I made it—
          to Fort Worth.

Dinner with friends.

Dry clothes…
            eventually.

The kind of Friday
    that can call itself excellent
     only after the road stops trying
      to eat everybody.

From Mississippi
     through Texas,
     all the way
     until I hit I-35
     in Fort Worth,

     it was water
                 on water
                         on water.

Not rain.

Maelstrom.

The kind that makes lesser vehicles
    start negotiating with physics
    and lose half the argument.

People pulling over.

People hydroplaning.

Hazards blinking
        like little prayers
             on the shoulder.

And Nero,
    six thousand pounds
    of purple confidence,
    doing

    _exactly_

    what he was built to do.

Not showing off.

Not exactly.

Okay,
     maybe a little.

But mostly…
           just working.

Staying planted.

Finding the road
        under all that sky
              falling apart.

Carrying me and Orca
         through the part of the map
         where everything else

         looked like it wanted to quit.

I love the rain.

This is established.

Mojave kid.

Vallarta years.

Some people see
     a deluge
     and think:

     disaster.

I see one
     and some old part of me
     still thinks:

     finally.

Orca does not share
     this theological position.

The first big storm hit
    and I bought her a raincoat.

Practical.

Responsible.

Necessary.

Deeply offensive
       to her personal brand.

“Undignified”
             does not begin to describe
                         the look I got.

But hundreds of miles with wet dog
                is not a democracy.

So the raincoat stayed.

The judgment stayed too.

Then—
     somewhere between Jackson and Vicksburg,

     the day decided Nero needed a side quest.

An F-150 in a ditch.

Custom 4x4.

Not custom enough,
       apparently.

The kind of scene
    where everybody has an opinion,
    nobody has traction,

    rain keeps adding notes
    no one fucking asked for.

Nero was in a hurry.

Forty-two minutes.

That’s all it took
       to get the truck
       back on the almost-road.

Forty-two minutes
           of mud,
            winch,
           straps,
          weather,
       horsepower,
       and a Jeep…
  _very_ politely—

   explaining the chain of command.

Orca,
     of course,
     handled spectators.

Tiny wet ambassador.

Raincoat shame
         converted into public relations.

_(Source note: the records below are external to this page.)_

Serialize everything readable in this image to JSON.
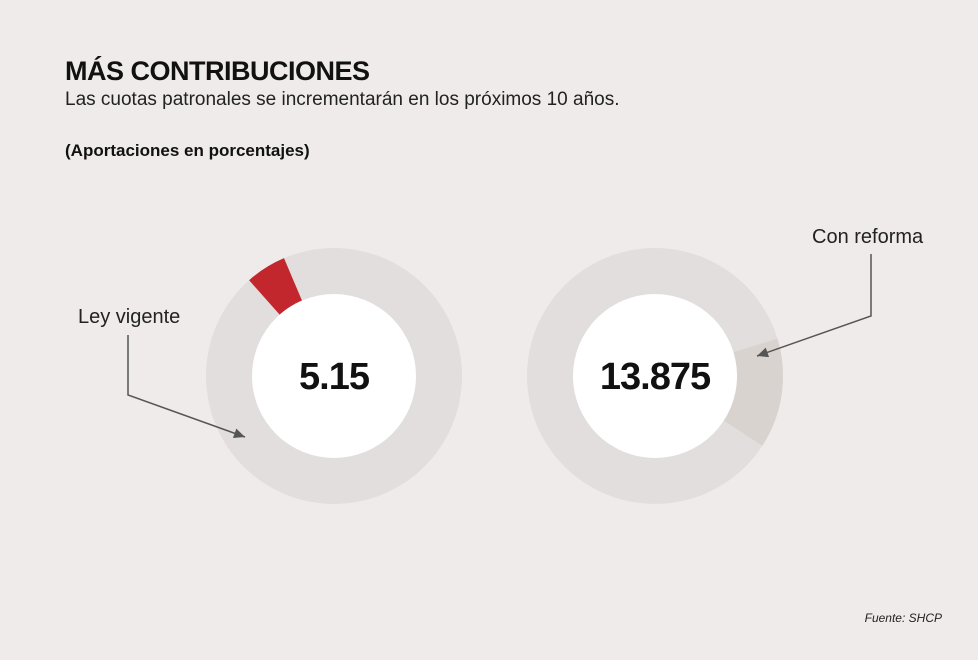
{
  "header": {
    "title": "MÁS CONTRIBUCIONES",
    "subtitle": "Las cuotas patronales se incrementarán en los próximos 10 años.",
    "unit": "(Aportaciones en porcentajes)"
  },
  "footer": {
    "source": "Fuente: SHCP"
  },
  "colors": {
    "background": "#efebea",
    "ring": "#e2dedd",
    "ley_vigente": "#c1272d",
    "con_reforma": "#d9d3cf",
    "hole": "#ffffff"
  },
  "chart_data": [
    {
      "type": "pie",
      "title": "",
      "series": [
        {
          "name": "Ley vigente",
          "value": 5.15
        }
      ],
      "total": 100,
      "center_label": "5.15",
      "callout": "Ley vigente"
    },
    {
      "type": "pie",
      "title": "",
      "series": [
        {
          "name": "Con reforma",
          "value": 13.875
        }
      ],
      "total": 100,
      "center_label": "13.875",
      "callout": "Con reforma"
    }
  ]
}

People watching the rescue, (times two)
       Orca watching the people,
       Nero pulling…

       like this was on the calendar all along.

Then back on the almost-road.

Back into the water.

Back through a day that kept asking
     whether we’re sure about all this.

Nero was sure.

I was sure enough.

Orca had notes.

And the whole time,
         you and I
   stayed threaded.

Message after message.

Flight report.

Storm report.

Soccer report.

Nero report,
     obviously,
     because the man
     earned his mentions.

You were carrying your own weather
                          up north,
      and I wasn’t going to ask it
         to perform for the thread.

Some grief
     doesn’t need
     commentary
     to count.

Some quiet
     is the detail.

So we let what could move
              keep moving.

Rain.

Texts.

Nero.

All of it flexing
   in its own way.

And by the time I got to Fort Worth,
    by the time the sky finally
    stopped throwing itself
    at the windshield,

    I had a day I could call excellent
    without pretending it had been easy.

Nero got to flex.

Orca got to judge.

The rain got to be rain.

And you,
    even from there,
    even inside your own hard thing,
    were still riding shotgun…

    in the only way the day allowed.